Triggers file system update events based on a file name log.
The primary purpose of this is to solve the lack of fs events in Virtualbox vboxsf. The script is extremely simple. Parsing arguments aside, it is simply:
tail -fn0 changed_files.log | \
while read change_file; do
touch $change_file
done
The overall approach is more interesting than the script, due to it's simplicity:
- Host: Append relative paths to changed files to a simple log file.
- Guest: Ingest the log file and
touch
the changed files.
This simple process triggers the fs events (such as inotify) that are needed by watchers running in the guest.
Anyone that has set up a file watcher in a Virtualbox VM with a standard vboxsf share will know that they don't work out of the box. Most watchers provide a polling option, which polls all of the watched files for changes instead of listening to fs events.
Depending on the project complexity and number of files, the polling may saturate the CPU to the point that it's no longer useful. YMMV - I found polling with lite-server on a simple Angular2 project worked well, while polling an Ionic2 project with watchify saturated the CPU and increased build times from 30ms to 5 minutes.
Usage:
tailmon.sh [PROJECT_PATH LOG_FILE_PATH]
Options:
PROJECT_PATH Base path to trigger fs events [default: .].
LOG_FILE_PATH Path to log file with relative paths [default: ./.tailmon]
Run tailmon.sh
to watch the log file. It will be created if it doesn't exist.
The host needs to append the relative paths of the changed files to the log file specified above. The log file should be shared with the guest; usually in the same share as the project.
There are many ways to achieve this.
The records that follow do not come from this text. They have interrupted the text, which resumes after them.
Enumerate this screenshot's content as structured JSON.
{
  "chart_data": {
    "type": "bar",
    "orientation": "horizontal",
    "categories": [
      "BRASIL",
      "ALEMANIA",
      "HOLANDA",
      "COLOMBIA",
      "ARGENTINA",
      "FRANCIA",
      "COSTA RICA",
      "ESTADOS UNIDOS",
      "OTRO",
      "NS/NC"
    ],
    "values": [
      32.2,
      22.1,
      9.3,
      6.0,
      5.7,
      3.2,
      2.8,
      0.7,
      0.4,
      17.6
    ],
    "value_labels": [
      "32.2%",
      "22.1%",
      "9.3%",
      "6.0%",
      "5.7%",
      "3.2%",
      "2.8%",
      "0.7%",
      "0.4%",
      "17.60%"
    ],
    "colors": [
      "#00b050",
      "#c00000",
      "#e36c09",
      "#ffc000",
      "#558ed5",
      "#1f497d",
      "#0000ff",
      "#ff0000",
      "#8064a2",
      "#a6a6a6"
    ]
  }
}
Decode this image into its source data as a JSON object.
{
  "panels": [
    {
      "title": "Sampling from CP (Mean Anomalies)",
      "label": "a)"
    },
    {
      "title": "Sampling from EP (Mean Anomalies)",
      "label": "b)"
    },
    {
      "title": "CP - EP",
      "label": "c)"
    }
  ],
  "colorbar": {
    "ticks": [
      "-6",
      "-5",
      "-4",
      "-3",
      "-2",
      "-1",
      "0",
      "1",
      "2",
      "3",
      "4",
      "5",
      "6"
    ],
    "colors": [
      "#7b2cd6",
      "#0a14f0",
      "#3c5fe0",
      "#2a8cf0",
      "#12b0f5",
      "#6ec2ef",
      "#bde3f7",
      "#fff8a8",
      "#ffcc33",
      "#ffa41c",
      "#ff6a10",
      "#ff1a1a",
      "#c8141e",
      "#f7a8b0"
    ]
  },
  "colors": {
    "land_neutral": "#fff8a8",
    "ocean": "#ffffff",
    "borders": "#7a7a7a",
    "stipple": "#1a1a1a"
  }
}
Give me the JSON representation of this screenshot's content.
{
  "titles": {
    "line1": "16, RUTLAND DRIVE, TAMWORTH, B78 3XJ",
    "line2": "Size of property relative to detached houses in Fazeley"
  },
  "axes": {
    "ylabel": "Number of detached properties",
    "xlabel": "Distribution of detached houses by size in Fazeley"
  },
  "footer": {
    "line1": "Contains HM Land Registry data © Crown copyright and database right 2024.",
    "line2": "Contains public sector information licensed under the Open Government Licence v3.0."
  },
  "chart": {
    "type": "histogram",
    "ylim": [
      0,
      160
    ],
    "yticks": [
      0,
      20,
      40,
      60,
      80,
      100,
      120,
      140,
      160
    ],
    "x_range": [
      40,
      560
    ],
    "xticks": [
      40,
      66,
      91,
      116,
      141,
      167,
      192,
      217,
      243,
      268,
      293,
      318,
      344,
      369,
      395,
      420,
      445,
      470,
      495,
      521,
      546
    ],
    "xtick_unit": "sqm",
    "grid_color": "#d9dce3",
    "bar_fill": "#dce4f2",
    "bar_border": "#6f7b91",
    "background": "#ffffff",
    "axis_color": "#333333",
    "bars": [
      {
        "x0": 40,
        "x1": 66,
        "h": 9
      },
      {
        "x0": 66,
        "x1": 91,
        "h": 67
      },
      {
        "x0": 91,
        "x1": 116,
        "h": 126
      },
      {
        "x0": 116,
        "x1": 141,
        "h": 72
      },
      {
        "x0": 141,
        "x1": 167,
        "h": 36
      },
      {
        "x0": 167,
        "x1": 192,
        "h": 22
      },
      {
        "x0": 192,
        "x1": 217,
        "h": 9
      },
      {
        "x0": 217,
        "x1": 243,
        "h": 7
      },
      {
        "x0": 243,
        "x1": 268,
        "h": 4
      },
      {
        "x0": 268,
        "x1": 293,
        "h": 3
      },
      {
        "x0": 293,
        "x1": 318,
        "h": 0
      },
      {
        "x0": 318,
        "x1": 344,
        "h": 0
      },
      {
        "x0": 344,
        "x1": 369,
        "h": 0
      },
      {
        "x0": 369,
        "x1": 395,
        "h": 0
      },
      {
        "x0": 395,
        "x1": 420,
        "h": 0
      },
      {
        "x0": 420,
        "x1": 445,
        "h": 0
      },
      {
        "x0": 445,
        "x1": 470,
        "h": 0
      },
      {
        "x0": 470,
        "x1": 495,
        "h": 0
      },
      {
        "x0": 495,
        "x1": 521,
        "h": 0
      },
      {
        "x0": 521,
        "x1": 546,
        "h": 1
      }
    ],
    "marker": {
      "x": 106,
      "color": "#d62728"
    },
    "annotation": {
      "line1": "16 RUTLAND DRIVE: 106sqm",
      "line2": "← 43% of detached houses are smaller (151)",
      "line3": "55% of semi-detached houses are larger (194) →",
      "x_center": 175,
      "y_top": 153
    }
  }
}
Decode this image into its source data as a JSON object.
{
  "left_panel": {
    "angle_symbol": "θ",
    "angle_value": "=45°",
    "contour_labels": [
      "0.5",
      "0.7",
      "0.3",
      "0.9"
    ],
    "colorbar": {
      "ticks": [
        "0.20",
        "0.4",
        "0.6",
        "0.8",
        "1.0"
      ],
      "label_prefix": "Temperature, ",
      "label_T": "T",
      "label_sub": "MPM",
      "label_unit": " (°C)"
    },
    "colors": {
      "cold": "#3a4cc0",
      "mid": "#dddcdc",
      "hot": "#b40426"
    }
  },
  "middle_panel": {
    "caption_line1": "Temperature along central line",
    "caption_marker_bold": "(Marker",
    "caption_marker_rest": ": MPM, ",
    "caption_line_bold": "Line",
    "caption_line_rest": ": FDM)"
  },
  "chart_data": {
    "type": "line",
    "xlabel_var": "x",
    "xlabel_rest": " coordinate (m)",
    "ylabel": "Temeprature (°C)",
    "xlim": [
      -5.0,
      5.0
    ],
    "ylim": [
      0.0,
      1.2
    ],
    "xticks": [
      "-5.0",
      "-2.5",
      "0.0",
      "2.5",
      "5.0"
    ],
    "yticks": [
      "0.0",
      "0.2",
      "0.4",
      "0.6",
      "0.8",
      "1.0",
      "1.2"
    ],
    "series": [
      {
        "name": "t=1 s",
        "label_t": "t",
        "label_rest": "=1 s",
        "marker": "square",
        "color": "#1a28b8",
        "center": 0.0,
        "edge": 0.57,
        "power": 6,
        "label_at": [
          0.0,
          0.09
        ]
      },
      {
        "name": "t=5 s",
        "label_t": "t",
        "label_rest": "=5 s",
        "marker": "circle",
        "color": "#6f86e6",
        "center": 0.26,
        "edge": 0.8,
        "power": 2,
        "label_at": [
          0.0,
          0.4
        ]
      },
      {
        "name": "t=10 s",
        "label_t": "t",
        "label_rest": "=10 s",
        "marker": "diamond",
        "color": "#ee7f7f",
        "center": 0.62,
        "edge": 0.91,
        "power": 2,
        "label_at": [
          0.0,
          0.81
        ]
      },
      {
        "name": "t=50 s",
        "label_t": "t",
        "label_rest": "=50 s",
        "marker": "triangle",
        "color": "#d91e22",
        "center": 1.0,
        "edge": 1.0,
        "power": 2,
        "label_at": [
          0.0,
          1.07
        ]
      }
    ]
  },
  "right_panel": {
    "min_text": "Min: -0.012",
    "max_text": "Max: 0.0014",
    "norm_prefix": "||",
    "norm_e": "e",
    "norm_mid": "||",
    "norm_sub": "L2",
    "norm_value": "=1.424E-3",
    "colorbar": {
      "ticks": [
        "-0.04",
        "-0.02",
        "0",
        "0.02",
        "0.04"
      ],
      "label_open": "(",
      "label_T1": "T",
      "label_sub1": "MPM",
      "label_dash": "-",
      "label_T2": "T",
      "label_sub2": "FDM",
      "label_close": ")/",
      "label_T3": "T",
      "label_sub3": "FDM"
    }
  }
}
I am using atom with the savey-wavey plugin.
- Install the savey-wavey plugin.
- Create a
tailmon.js
to append the paths to the log file:
var process = require('process');
var fs = require('fs');
if (process.argv.length < 4) {
console.log('Usage: tailmon.js <path/to/changed/file> <path/to/tail/file>');
throw "Not enough parameters"
}
var changed = process.argv[2];
var tail_file = process.argv[3];
// Remove if not Windows, or update for OSX
var changed = changed.replace(/\\/g, '/') + "\n";
fs.appendFile(tail_file, changed);
- Create a
.on-save.json
config for savey-wavey that calls the above script when a file is saved:
{
"commands": [
{
"watch": "**/app/**",
"base": ".",
"command": "node tailmon.js ${path} ${project}\\.tailmon"
}
],
"config": {
"showSuccess": true,
"autohideSuccess": false,
"autohideSuccessTimeout": 1200
}
}
See savey-wavey or more information.
That's it! Run your watchers and get back to enjoying your live builds and reloads.